Lake views just the thin end of the wedge
The Wanaka Wedge House sets a new standard for Central Otago architecture, foregoing the traditional gable building forms, schist walls, and timber for a dark grey, corrugated metal wedge that seems to emerge from the ground on an isolated ridge facing the Southern Alps.
The Wedge House, as featured on Grand Designs NZ in September, is certainly a grand design. Home owners Justine Cormack and Marc Taddei chose the prototype design by American architect Jeff Day and had it revised for building in New Zealand.
Project builder Matt Colebrook of Colebrook & Co Builders says when adapting an American plan for use in the Southern Hemisphere, you can’t just spin it 180°.
“You’ve also got to flip it over sideways as well, so east is still east and the sun will still come in. It takes a long time to understand, even for the drafts-man who adapted this plan.”
Matt, who has worked all around New Zealand, says Central Otago District Council was so good to deal with compared to any other council he’s dealt with throughout New Zealand.
“Council was very excited about doing something different as well.” The design was converted to New Zealand Building Code and from imperial to metric measurements.
Justine and Marc got an engineer involved too as there wasn’t much consideration in the original design for the vast amount of engineering required by the high wind zone.The wedge form is 240sqm but only 5.4m wide.
A contrasting, light grey metal cube sits to one side of the high end of the wedge and houses a double garage and refrigerated wine cellar.
Special features for the build team include the timber tongue and groove ceiling. This compresses the kitchen, which has the lowest stud in the house at 2.7m, then curves up the wall of the open plan living space to reach its 4.5m ceiling.
It then runs back down the opposite wall of the living space then turns in to form the floor of the master bedroom at the thin end of the wedge. Challenges for the build team include the roof of the wedge, which is made up of just eight sheets of roofing steel.
The handling of these 24m lengths posed a challenge for the team.Then there’s the windows. They total about 30 and down one side of the house, are all trapezoidal in shape.
“Every single window had to be perfect to the millimetre, so there was a huge amount of effort in getting these windows right. We changed just one of them on site by about 5mm to make it right,.”This effort will pay dividends in the coming year as Justine and Marc experience four seasons in their extreme environment.
Matt has already experienced issues with the extremely high wind zone, as the build team would often call off work when they couldn’t see for the grit blowing into their eyes. “If it’s blowing two knots on the ground, it’s blowing 20 knots up there,” he says.
“If you’ve got a house that’s solid with the best insulated walls and the best joinery, you can just shut the doors and watch it.”Justine and Marc will be watching Lake Hawea, the Pisa Range, and the Clutha River in their view down towards Cromwell.
Their surrounding scenery is on a constant change from bright green in the summer to white in the winter, with shades of grey and brown in between. The sheltered courtyard area at the thin end of the wedge is enclosed by walls dotted with round holes.

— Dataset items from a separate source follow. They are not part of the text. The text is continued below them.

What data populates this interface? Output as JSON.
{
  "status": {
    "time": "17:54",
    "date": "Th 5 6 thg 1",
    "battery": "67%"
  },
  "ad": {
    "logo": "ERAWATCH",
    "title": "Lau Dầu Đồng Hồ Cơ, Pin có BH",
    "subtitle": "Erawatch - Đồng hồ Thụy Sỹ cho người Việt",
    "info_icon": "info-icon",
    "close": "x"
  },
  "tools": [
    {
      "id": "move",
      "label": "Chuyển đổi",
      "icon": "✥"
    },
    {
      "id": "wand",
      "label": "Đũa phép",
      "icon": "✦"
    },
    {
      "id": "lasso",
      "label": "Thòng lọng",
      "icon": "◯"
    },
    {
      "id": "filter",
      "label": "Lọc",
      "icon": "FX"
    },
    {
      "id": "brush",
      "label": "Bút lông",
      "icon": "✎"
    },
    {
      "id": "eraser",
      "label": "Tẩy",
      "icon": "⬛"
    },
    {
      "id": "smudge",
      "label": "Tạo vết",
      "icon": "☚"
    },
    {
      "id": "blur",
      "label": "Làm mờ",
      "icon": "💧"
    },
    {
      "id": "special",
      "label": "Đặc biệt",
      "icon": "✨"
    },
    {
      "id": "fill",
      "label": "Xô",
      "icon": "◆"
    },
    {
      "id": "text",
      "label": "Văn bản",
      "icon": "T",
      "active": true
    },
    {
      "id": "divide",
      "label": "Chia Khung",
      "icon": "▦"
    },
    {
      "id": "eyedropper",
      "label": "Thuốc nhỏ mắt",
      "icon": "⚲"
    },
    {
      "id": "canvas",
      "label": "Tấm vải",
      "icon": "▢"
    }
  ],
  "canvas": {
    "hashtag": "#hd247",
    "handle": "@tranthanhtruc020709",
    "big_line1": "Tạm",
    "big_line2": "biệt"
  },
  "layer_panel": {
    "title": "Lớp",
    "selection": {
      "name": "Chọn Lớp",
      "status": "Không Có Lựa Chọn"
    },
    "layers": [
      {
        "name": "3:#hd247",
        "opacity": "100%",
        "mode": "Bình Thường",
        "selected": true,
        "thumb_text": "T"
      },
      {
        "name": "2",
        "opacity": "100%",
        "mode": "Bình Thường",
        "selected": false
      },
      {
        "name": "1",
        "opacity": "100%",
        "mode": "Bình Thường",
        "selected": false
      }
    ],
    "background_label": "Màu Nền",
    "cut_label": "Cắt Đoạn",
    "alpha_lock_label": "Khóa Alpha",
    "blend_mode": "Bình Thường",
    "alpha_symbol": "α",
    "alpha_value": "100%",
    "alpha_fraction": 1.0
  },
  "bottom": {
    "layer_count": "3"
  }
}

Matt explains this provides a buffer from the wind without too much wind resistance.
Colebrook & Co Builders spent eight months on site and the build team consisted of Matt and his then recently employed British backpacker Charlie Weller, a mechanical engineer who had never picked up a construction tool in his life before starting with Colebrook & Co Builders two months before this project started.
“We built the whole thing by ourselves,” Matt says. “Charlie was the perfect fit. A lot of older guys can be harder to teach and tell what to do.
“Charlie was a very fast learner and absorbed everything I taught him, and his inexperience actually allowed me to have a lot more control over the build. “We could have done it faster with twice as many people, but it would have cost more and the quality wouldn’t have been as good.”